Configure the multisocket plugin

CoreDNS v1.12.1 introduced the multisocket plugin. You can enable this plugin to allow CoreDNS to listen on the same port by using multiple sockets, which improves CoreDNS performance in high-CPU scenarios. For more information about the plugin, see the community documentation.

You need to enable multisocket in the coredns ConfigMap:

.:53 {
        ...
        prometheus :9153
        multisocket [NUM_SOCKETS]
        forward . /etc/resolv.conf
        ...
}

NUM_SOCKETS determines the number of sockets that listen on the same port.

Configuration recommendation: Align NUM_SOCKETS with the estimated CPU utilization, CPU resource limits, and available cluster resources, for example:

  • If CoreDNS consumes 4 cores during peak hours and the available resources are 8 cores, set NUM_SOCKETS to 2.
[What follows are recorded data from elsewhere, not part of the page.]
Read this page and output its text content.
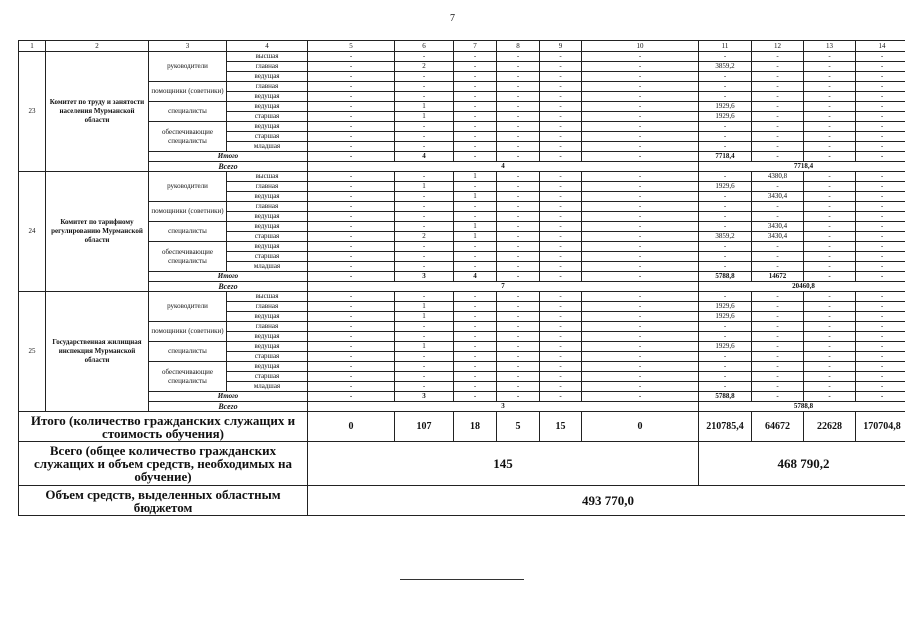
7
1	2	3	4	5	6	7	8	9	10	11	12	13	14
23	Комитет по труду и занятости населения Мурманской области	руководители	высшая	-	-	-	-	-	-	-	-	-	-
			главная	-	2	-	-	-	-	3859,2	-	-	-
			ведущая	-	-	-	-	-	-	-	-	-	-
		помощники (советники)	главная	-	-	-	-	-	-	-	-	-	-
			ведущая	-	-	-	-	-	-	-	-	-	-
		специалисты	ведущая	-	1	-	-	-	-	1929,6	-	-	-
			старшая	-	1	-	-	-	-	1929,6	-	-	-
		обеспечивающие специалисты	ведущая	-	-	-	-	-	-	-	-	-	-
			старшая	-	-	-	-	-	-	-	-	-	-
			младшая	-	-	-	-	-	-	-	-	-	-
		Итого		-	4	-	-	-	-	7718,4	-	-	-
		Всего		4						7718,4			
24	Комитет по тарифному регулированию Мурманской области	руководители	высшая	-	-	1	-	-	-	-	4380,8	-	-
			главная	-	1	-	-	-	-	1929,6	-	-	-
			ведущая	-	-	1	-	-	-	-	3430,4	-	-
		помощники (советники)	главная	-	-	-	-	-	-	-	-	-	-
			ведущая	-	-	-	-	-	-	-	-	-	-
		специалисты	ведущая	-	-	1	-	-	-	-	3430,4	-	-
			старшая	-	2	1	-	-	-	3859,2	3430,4	-	-
		обеспечивающие специалисты	ведущая	-	-	-	-	-	-	-	-	-	-
			старшая	-	-	-	-	-	-	-	-	-	-
			младшая	-	-	-	-	-	-	-	-	-	-
		Итого		-	3	4	-	-	-	5788,8	14672	-	-
		Всего		7						20460,8			
25	Государственная жилищная инспекция Мурманской области	руководители	высшая	-	-	-	-	-	-	-	-	-	-
			главная	-	1	-	-	-	-	1929,6	-	-	-
			ведущая	-	1	-	-	-	-	1929,6	-	-	-
		помощники (советники)	главная	-	-	-	-	-	-	-	-	-	-
			ведущая	-	-	-	-	-	-	-	-	-	-
		специалисты	ведущая	-	1	-	-	-	-	1929,6	-	-	-
			старшая	-	-	-	-	-	-	-	-	-	-
		обеспечивающие специалисты	ведущая	-	-	-	-	-	-	-	-	-	-
			старшая	-	-	-	-	-	-	-	-	-	-
			младшая	-	-	-	-	-	-	-	-	-	-
		Итого		-	3	-	-	-	-	5788,8	-	-	-
		Всего		3						5788,8			
Итого (количество гражданских служащих и стоимость обучения)				0	107	18	5	15	0	210785,4	64672	22628	170704,8
Всего (общее количество гражданских служащих и объем средств, необходимых на обучение)				145						468 790,2			
Объем средств, выделенных областным бюджетом				493 770,0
  • If CoreDNS consumes 8 cores during peak hours and 64 cores are available, set NUM_SOCKETS to 8.

To determine the optimal configuration, we recommend that you test the QPS and load with different configurations.

If you do not specify NUM_SOCKETS, the default value is GOMAXPROCS, which is equal to the CPU limit of the CoreDNS pod. If the CPU limit of the pod is not set, the value is equal to the number of CPU cores on the node where the pod is running.